Verbena, Verbena: “Butterfly Magnet”
One of my earliest gardening blunders was a six-pack of tiny verbena seedlings I bought because the tag promised they could grow in partial shade. The poor little plants never bloomed and were quickly covered in mildew because, of course, they are well-known sun lovers. Like mint juleps and verandas, verbenas are well suited to the blistering heat and unrelenting sunshine of the Deep South and were certainly not good candidates for my humid New York City backyard shaded by a leafy stand of 50-year-old London plane trees.
In defense of the grower who chose to label my verbena plants as suitable for partial shade, experts do recommend dappled afternoon shade in extremely hot climates. However, this is really a plant that belongs where it will get from eight to 10 hours a day of bright sun. If you can provide that location, verbena will happily reward you with nonstop flowers from late spring through fall while requiring surprisingly little attention.
Is verbena the right plant for your garden? Read on to find out.
Before getting into the details of how to grow verbena, one point bears clearing up. The verbena I am talking about, a genus of about 250 species of ornamental annuals and perennials, is not the same thing as lemon verbena (Aloysia triphylla). They are related, distant cousins that are both members of the Verbenaceae family, but they are totally different plants. Lemon verbena is useful—but not known for its beauty, being rather scrawny and producing small, unexceptional flowers. Its claim to fame is that it has traditionally been widely used in natural remedies, cosmetics, teas, and cooking.

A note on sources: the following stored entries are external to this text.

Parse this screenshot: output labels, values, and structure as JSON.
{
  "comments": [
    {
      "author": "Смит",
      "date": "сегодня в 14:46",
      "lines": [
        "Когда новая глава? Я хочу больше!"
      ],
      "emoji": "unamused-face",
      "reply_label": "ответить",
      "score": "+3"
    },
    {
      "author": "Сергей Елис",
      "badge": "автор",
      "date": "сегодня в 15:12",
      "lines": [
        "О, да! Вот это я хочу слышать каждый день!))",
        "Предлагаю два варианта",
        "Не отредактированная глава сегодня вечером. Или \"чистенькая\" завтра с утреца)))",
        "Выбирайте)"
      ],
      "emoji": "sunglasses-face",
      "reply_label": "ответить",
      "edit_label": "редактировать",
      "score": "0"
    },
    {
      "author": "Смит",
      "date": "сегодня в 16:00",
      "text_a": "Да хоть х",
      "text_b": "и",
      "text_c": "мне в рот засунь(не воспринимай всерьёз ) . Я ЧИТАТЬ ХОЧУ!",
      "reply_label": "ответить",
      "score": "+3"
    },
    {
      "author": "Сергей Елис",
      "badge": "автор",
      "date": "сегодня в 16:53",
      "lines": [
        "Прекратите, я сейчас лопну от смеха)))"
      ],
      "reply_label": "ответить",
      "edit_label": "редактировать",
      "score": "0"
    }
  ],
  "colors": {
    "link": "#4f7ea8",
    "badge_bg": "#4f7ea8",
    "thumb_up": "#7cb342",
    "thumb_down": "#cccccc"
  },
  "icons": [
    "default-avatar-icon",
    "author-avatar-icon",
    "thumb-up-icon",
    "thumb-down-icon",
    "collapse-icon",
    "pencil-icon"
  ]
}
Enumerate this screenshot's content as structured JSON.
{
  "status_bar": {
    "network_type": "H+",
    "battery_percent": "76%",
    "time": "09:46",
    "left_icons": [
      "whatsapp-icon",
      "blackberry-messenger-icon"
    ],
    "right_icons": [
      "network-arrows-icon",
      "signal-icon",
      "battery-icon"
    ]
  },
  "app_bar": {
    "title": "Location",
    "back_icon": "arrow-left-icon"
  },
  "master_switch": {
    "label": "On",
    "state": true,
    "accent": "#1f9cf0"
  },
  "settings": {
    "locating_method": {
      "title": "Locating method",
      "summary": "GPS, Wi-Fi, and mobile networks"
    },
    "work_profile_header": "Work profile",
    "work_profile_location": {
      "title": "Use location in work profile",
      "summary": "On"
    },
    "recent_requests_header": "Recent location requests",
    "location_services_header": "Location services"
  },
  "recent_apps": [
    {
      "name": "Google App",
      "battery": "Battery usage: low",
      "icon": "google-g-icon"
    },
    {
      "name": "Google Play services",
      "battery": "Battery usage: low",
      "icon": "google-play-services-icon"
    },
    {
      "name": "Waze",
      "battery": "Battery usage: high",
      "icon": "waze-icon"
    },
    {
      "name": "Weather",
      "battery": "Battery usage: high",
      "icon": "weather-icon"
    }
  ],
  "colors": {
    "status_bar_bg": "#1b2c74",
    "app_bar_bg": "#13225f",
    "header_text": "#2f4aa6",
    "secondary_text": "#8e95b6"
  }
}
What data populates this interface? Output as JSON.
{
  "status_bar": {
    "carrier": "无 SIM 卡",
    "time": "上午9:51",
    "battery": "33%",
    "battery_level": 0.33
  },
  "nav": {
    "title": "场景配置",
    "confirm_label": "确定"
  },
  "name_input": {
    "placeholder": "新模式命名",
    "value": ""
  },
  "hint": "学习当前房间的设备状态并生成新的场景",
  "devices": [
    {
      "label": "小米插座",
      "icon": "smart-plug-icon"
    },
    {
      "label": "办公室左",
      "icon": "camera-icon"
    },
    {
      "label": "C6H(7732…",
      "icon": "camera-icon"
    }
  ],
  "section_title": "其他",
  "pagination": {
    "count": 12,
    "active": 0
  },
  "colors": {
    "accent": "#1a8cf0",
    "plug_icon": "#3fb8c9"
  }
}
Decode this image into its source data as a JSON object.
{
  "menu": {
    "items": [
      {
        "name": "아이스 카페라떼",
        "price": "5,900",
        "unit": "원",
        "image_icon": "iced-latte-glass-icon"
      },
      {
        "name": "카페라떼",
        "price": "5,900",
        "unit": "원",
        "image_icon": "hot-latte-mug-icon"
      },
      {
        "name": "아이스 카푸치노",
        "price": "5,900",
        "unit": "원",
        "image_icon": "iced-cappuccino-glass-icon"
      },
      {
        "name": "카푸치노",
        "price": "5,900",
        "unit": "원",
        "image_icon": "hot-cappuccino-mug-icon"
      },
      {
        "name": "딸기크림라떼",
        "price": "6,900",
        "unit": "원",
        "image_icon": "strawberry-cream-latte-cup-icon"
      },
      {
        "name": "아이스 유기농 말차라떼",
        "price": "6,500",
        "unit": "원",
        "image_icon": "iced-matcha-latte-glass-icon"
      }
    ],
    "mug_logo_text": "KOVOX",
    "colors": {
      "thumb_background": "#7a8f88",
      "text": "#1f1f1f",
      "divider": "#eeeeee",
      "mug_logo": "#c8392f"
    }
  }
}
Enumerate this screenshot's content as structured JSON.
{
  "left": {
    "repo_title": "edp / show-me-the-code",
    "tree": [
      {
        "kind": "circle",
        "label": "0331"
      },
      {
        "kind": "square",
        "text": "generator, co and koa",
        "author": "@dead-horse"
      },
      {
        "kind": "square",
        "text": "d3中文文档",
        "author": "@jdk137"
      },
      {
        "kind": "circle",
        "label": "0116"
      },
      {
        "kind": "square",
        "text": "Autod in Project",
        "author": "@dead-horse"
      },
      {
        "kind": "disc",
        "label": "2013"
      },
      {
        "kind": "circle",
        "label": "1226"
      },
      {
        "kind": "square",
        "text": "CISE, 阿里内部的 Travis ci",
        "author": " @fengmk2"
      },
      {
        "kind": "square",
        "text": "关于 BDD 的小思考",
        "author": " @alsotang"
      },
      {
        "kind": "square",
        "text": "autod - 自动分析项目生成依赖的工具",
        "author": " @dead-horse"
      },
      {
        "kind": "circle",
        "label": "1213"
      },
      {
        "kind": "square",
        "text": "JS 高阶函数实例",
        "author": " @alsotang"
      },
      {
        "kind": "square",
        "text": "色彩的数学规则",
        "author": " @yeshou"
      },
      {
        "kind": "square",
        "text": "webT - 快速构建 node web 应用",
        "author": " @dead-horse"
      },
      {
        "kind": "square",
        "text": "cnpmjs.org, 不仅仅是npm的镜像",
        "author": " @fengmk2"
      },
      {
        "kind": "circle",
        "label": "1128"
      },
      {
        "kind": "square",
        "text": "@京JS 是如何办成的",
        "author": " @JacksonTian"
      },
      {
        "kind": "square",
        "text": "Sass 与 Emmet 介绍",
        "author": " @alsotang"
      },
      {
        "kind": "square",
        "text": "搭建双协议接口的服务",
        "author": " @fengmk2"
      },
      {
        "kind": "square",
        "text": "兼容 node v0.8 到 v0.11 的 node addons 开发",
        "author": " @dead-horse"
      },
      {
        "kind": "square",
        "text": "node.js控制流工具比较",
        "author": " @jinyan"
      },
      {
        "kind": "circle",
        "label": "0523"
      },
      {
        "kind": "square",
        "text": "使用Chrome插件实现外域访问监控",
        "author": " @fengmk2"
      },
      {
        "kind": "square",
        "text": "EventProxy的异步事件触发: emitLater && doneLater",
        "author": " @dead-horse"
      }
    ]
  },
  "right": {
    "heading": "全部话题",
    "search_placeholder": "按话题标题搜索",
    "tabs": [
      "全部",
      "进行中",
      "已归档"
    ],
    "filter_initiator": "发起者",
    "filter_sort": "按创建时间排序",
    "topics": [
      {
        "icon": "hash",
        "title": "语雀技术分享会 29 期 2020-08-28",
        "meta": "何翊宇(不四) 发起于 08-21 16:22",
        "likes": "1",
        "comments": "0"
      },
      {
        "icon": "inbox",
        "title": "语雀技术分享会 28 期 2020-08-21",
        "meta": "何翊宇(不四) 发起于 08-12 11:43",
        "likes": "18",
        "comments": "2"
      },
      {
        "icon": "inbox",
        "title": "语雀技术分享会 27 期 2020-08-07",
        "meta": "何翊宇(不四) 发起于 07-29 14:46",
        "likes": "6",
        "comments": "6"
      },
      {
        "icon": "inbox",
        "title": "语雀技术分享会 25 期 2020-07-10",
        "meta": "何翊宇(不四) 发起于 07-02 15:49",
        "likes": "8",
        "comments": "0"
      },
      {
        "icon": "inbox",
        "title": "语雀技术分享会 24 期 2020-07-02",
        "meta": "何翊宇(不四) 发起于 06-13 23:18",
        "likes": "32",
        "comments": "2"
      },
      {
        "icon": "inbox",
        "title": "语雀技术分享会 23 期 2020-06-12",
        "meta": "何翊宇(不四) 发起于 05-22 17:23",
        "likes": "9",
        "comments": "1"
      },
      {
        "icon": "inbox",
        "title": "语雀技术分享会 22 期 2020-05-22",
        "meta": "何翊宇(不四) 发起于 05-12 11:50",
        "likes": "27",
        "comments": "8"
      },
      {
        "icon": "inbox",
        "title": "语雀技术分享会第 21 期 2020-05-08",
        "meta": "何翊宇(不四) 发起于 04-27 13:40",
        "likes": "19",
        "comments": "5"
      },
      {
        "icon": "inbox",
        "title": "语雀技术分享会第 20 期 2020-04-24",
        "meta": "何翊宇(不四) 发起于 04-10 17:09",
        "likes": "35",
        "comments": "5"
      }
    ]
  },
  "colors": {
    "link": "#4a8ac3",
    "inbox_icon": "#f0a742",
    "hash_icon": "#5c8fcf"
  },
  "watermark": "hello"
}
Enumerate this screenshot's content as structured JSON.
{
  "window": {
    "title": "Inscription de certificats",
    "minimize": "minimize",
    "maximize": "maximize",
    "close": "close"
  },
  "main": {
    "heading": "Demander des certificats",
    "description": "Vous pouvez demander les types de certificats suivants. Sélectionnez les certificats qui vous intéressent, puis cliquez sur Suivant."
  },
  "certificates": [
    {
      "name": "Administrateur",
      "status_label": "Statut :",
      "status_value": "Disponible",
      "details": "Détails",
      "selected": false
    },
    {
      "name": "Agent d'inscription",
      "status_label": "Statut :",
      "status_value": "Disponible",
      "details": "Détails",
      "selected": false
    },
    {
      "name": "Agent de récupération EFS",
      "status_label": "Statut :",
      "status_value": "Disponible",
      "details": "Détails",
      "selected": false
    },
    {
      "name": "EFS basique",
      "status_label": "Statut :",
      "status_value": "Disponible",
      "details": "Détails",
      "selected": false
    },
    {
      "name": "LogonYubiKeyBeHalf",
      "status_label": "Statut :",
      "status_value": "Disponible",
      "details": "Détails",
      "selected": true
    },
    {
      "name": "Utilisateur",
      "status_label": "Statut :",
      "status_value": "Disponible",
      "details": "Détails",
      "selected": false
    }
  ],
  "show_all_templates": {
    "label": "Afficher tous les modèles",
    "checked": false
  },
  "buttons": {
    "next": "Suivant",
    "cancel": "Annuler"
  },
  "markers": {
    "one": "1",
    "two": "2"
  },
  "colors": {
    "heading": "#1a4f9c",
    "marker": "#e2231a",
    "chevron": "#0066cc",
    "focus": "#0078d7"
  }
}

Ornamental verbena plants, on the other hand, are prized for their long-lasting, brilliantly colored blooms and attractive foliage. Many hybrids have been developed and these plants come in a range of sizes and colors, with vigorous clusters of tiny, five-petaled flowers in red, pink, white, mauve, lavender, blue, purple, and apricot. Verbenas are native to a number of regions around the world. Those from North America and Europe tend to be perennial in our climate, while the varieties from South and Central America are usually cultivated here as annuals. Both types will bloom reliably from late spring to fall.
- Short varieties such as Verbena canadensis ‘Homestead Purple’, V. ambrosifolia (now known as Glandularia bipinnatifida) and moss verbena (V. tenuisecta) make excellent decorative ground covers.
- Tender perennial verbenas (V. hortensis) tend to be somewhat taller (up to 18 inches) and are upright or bushy and work well in containers, twining around their companions and spilling over the sides of hanging baskets and window boxes.
- Verbena attracts butterflies, bumblebees, and hummingbirds but is resistant to deer and rabbits.
- This plant works well combined with other sun lovers such as marigolds, petunias, calibrachoas, angelonias, geraniums, and snapdragons.
Keep It Alive
- Verbena is best planted in bright sun in USDA zones 7 to 10.
- Soil can be poor but must be well-draining.
- Be careful not to crowd plants; verbena requires good air circulation to prevent the buildup of excess humidity.
- Water requirements are moderate (about an inch per week) and established plants are somewhat drought tolerant—but shouldn’t be allowed to dry out completely.
- Pinch back verbenas to encourage continual bloom.
One popular tall variety is Verbena bonariensis, a tender perennial that is native to Brazil and can grow as high as 4.5 feet. It self-seeds and goes well with prairie-style plantings, particularly grasses. Pairing it with bronze fennel will increase this verbena’s allure for butterflies and other pollinators. It is frequently recommended for the back of the border but doesn’t really have to reside there because, although it is tall, its form is so delicate that it does not block shorter plants behind it.
My friend Katherine Powis grows her Verbena bonariensis in pots near the back porch of her upstate home. She says she has chosen that location close to the house so she can watch these dainty, lanky specimens dance in the breeze. Her plants bear small pink flowers, but lavender blooms are also common. Verbena bonariensis can be prone to flopping over, especially if it doesn’t get enough sun. A possible solution is to use one of the shorter, sturdier hybrids such as ‘Lollipop’ or ‘Meteor Shower’.
In the northeast, most verbenas cannot survive the cold winters outside. Grow them as annuals, taking stem cuttings for next spring’s plants, or overwinter them inside if you have a sunny cool spot that can be kept to around 50 degrees Fahrenheit. Verbena is such a vigorous, cheery plant—who wouldn’t want it close by when the weather turns gray and cold?